Marrow-Infiltrating Lymphocytes (MILs) Provide a Robust Platform for CAR-T Cell Therapy

Adoptive cellular immunotherapy (ACT) using chimeric-antigen receptor (CAR)-modified T cells has shown unprecedented initial response rates in patients with advanced B cell malignancies and is emerging as a powerful tool for cancer treatment. However, there remains room for improvement in initial response rates, and relapse occurs in a significant fraction of those patients that do respond. Reasons for failure to respond are being elucidated. At least two mechanism of relapse - lack of persistence of infused CAR-T cells and the loss of antigen-expression by tumor cells - are well documented.

We have developed a novel platform for ACT called Marrow-infiltrating Lymphocytes (MILs). MILs are a population of polyclonal T cells expanded from the bone marrow (BM) with distinct properties that set them apart from T cells expanded from peripheral blood lymphocytes (PBLs). MILs are enriched with memory T cells and contain tumor antigen-specific T cells that are typically not detected in PBLs. MILs are being developed for several tumor types, including both hematological and solid tumors.
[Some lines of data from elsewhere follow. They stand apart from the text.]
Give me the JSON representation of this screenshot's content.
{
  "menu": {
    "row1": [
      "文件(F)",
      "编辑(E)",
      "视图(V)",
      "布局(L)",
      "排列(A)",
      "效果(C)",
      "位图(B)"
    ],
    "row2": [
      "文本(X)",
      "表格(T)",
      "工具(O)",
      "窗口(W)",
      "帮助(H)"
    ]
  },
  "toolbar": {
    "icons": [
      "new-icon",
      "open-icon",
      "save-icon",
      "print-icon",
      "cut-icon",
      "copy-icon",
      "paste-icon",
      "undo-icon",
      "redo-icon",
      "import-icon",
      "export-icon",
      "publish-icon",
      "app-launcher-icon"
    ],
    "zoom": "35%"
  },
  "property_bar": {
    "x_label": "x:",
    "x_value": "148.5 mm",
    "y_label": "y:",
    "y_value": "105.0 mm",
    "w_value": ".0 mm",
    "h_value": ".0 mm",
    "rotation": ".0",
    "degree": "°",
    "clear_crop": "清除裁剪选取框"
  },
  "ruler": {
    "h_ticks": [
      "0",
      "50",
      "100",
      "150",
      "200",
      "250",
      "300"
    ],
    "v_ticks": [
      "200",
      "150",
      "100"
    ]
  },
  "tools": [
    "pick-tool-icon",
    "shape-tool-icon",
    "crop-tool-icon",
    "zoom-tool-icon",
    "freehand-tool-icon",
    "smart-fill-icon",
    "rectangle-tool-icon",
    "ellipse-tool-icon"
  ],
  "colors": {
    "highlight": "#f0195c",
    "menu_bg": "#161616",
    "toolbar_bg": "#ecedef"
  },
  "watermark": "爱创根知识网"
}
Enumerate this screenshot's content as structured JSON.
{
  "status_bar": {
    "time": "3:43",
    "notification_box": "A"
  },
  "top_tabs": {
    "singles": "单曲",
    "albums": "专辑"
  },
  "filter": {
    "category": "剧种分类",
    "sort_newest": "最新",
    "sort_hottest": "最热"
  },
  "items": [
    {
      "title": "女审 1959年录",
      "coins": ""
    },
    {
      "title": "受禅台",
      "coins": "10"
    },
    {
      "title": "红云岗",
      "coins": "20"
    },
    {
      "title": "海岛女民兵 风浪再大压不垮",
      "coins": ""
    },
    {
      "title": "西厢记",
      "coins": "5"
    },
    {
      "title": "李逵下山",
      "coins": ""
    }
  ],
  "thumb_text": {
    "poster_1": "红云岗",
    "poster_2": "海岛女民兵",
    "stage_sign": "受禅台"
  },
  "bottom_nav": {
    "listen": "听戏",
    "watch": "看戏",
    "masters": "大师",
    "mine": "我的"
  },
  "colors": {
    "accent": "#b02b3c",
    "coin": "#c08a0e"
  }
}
Distinguishing features of MILs compared to PBLs include their memory phenotype, inherent tumor antigen-specificity, and ability to persist long-term. As such, we hypothesized that MILs would provide a robust platform for CAR-T cell therapy with the potential to boost initial response rates and reduce the risk of relapse. Herein, data is presented demonstrating superior anti-tumor activity of CAR-modified MILs (CAR-MILs) compared to CAR-T cells generated from patient-matched PBLs (CAR-PBLs).

We designed a 2nd generation 4-1BB-CD3z CD38 CAR using an scFv derived from Daratumumab. The CD38 CAR was linked to GFP by a T2a cleavage peptide so that GFP could be used as a marker of CAR expression. The CD38 CAR was expressed in a lentiviral construct and demonstrated equal transduction efficiencies and CAR expression levels in MILs and PBLs. The CAR modified MILs demonstrated superior antigen specific killing compared to PBLs against the 8226 myeloma (MM) cell line but not its isogenic CD38 knocked out line. More importantly, CAR-MILs retained their inherent tumor antigen-specificity and capacity to respond through their endogenous tumor antigen-specific T cell receptors - a property that PBL-CARs did not appear to possess. Tumor antigen-specific T cells were quantified by co-culturing MILs with autologous antigen-presenting cells pulsed with allogeneic multiple myeloma cell line lysates as a source of antigen and measuring IFNγ-production as a read-out. An equal or greater number of tumor antigen-specific IFNγ-producing T cells were measured in CD38 CAR-MILs compared to matched unmodified MILs.

Finally, we compared the in vitro cytolytic potential of CD38 CAR-MILs to matched CD38 CAR-PBLs. Co-culture killing assays were performed at decreasing CAR-T effector: target (E:T) ratios. At high E:T ratios, CAR-MILs and CAR-PBLs lysed comparable percentages of CD38⁺ targets with similar kinetics. However, at lower E:T ratios, CAR-MILs killed a greater percentage of CD38⁺ targets with faster kinetics compared to CAR-PBLs.

In conclusion, we have demonstrated 1) the feasibility of producing CAR-modified MILs, 2) that CAR-MILs retain their inherent tumor antigen-specificity and functional capacity - something that was lacking with CAR-PBLs, and 3) that CAR-MILs kill more efficiently in vitro than matched CAR-PBLs. These data suggest that CAR-MILs may provide both better antigen specific killing but more importantly by targeting the endogenous antigenic repertoire, they could also prevent or minimize the risk of relapse via antigen escape variants and thus increase the overall efficacy of adoptive CAR T cell therapy.